9.2 Rational Method and Peak Flow Limits

What Q = C i A Really Means

The Rational Method estimates a design peak discharge from three inputs: runoff coefficient, rainfall intensity, and drainage area. In US customary units, Q = C i A gives Q in cubic feet per second when i is in inches per hour and A is in acres. The unit conversion is very close to 1.0, which is why the equation is usually written without an explicit coefficient.

The method assumes the design storm has a duration at least equal to the watershed time of concentration, rainfall intensity is uniform across the area, and the runoff coefficient captures the fraction of rainfall that becomes direct runoff. These assumptions are reasonable for many small site drainage and storm sewer inlet problems. They become weak for large basins, major storage, complex rainfall patterns, snowmelt, or strongly variable land cover.

Selecting Runoff Coefficient C

C is not a soil test result or a curve number. It is an empirical peak-runoff coefficient that increases with imperviousness, connected pavement, steep slopes, compacted soils, and poor infiltration. Use the table or values provided in the problem. If multiple surfaces drain to the same point, compute an area-weighted composite value.

Composite C workflow: multiply each subarea by its C, sum those products, and divide by total area. For 12 acres at C = 0.35 and 8 acres at C = 0.80, Cw = (12)(0.35) + (8)(0.80) all divided by 20 = 0.53.

Calculation Workflow

Use a strict sequence:

1. Delineate the contributing area at the design point.
2. Compute Tc for the controlling path, including sheet, shallow concentrated, and channel or pipe time as applicable.
3. Select the required return period or AEP from the problem statement or local design criterion.
4. Read rainfall intensity from the IDF data at duration Tc.
5. Compute composite C for the design land-use condition.
6. Calculate Q and check units.

Example: using Cw = 0.53, i = 3.1 in/hr, and A = 20 acres gives Q = 0.53(3.1)(20) = 32.9 cfs. A quick reasonableness check is q per acre = C i, so 0.53(3.1) = 1.64 cfs per acre; multiplied by 20 acres gives the same answer.
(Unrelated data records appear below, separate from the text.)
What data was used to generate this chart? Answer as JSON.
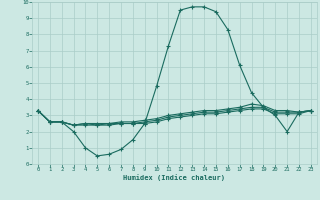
{
  "xlabel": "Humidex (Indice chaleur)",
  "x_values": [
    0,
    1,
    2,
    3,
    4,
    5,
    6,
    7,
    8,
    9,
    10,
    11,
    12,
    13,
    14,
    15,
    16,
    17,
    18,
    19,
    20,
    21,
    22,
    23
  ],
  "line1": [
    3.3,
    2.6,
    2.6,
    2.0,
    1.0,
    0.5,
    0.6,
    0.9,
    1.5,
    2.5,
    4.8,
    7.3,
    9.5,
    9.7,
    9.7,
    9.4,
    8.3,
    6.1,
    4.4,
    3.5,
    3.0,
    2.0,
    3.2,
    3.3
  ],
  "line2": [
    3.3,
    2.6,
    2.6,
    2.4,
    2.5,
    2.5,
    2.5,
    2.6,
    2.6,
    2.7,
    2.8,
    3.0,
    3.1,
    3.2,
    3.3,
    3.3,
    3.4,
    3.5,
    3.7,
    3.6,
    3.3,
    3.3,
    3.2,
    3.3
  ],
  "line3": [
    3.3,
    2.6,
    2.6,
    2.4,
    2.5,
    2.4,
    2.5,
    2.5,
    2.5,
    2.6,
    2.7,
    2.9,
    3.0,
    3.1,
    3.2,
    3.2,
    3.3,
    3.4,
    3.5,
    3.5,
    3.2,
    3.2,
    3.2,
    3.3
  ],
  "line4": [
    3.3,
    2.6,
    2.6,
    2.4,
    2.4,
    2.4,
    2.4,
    2.5,
    2.5,
    2.5,
    2.6,
    2.8,
    2.9,
    3.0,
    3.1,
    3.1,
    3.2,
    3.3,
    3.4,
    3.4,
    3.1,
    3.1,
    3.1,
    3.3
  ],
  "line_color": "#1a6b5f",
  "bg_color": "#cce8e3",
  "grid_color": "#aacdc8",
  "xlim": [
    -0.5,
    23.5
  ],
  "ylim": [
    0,
    10
  ],
  "yticks": [
    0,
    1,
    2,
    3,
    4,
    5,
    6,
    7,
    8,
    9,
    10
  ],
  "xticks": [
    0,
    1,
    2,
    3,
    4,
    5,
    6,
    7,
    8,
    9,
    10,
    11,
    12,
    13,
    14,
    15,
    16,
    17,
    18,
    19,
    20,
    21,
    22,
    23
  ]
}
Peak-Flow Limits and Method Limits

The Rational Method produces a peak rate only. It does not provide a runoff hydrograph, total runoff depth, storage volume, water surface elevation, or drawdown time. If a question asks for detention pond volume, routed outflow, or water-quality capture, you need a hydrograph or a volume-based method unless the problem gives a special Modified Rational procedure.
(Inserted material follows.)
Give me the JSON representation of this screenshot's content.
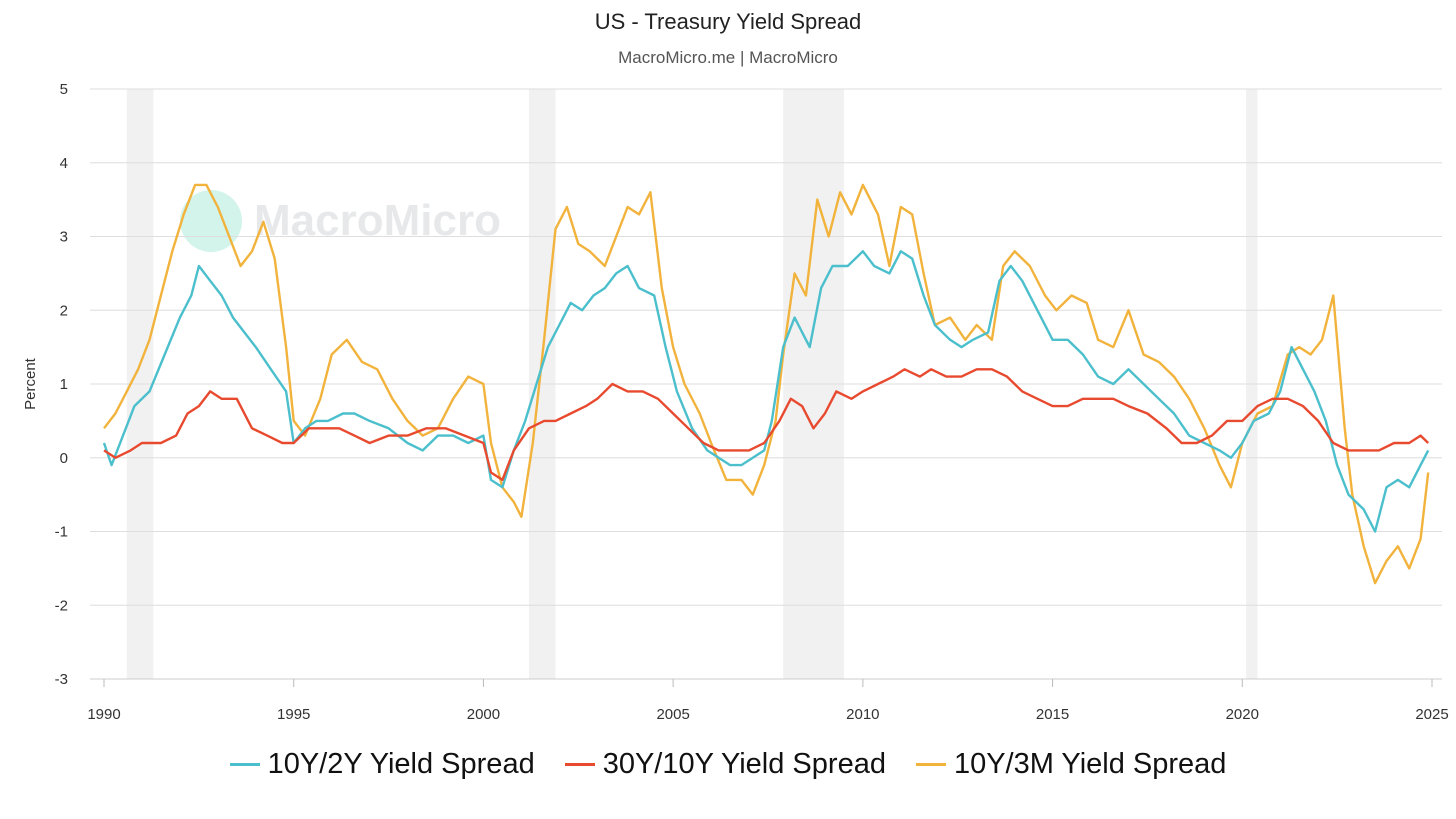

At a pipe junction, do not automatically add peaks from subareas with different Tc values unless the problem says the peaks are simultaneous or asks for a conservative sum. One subarea may peak in 10 minutes while a larger upstream area peaks in 35 minutes. A hydrograph method handles that timing; a simple Rational sum may not.

Common Exam Traps

The most common errors are reading IDF intensity at the wrong duration, using post-development area with pre-development C, using percent impervious as C without adjustment, and reporting acre-inches or gallons when the question asks for cfs. Another frequent trap is accepting a computed C greater than 1.0 or a rainfall intensity that increases as duration increases, both of which should trigger a review of the table lookup.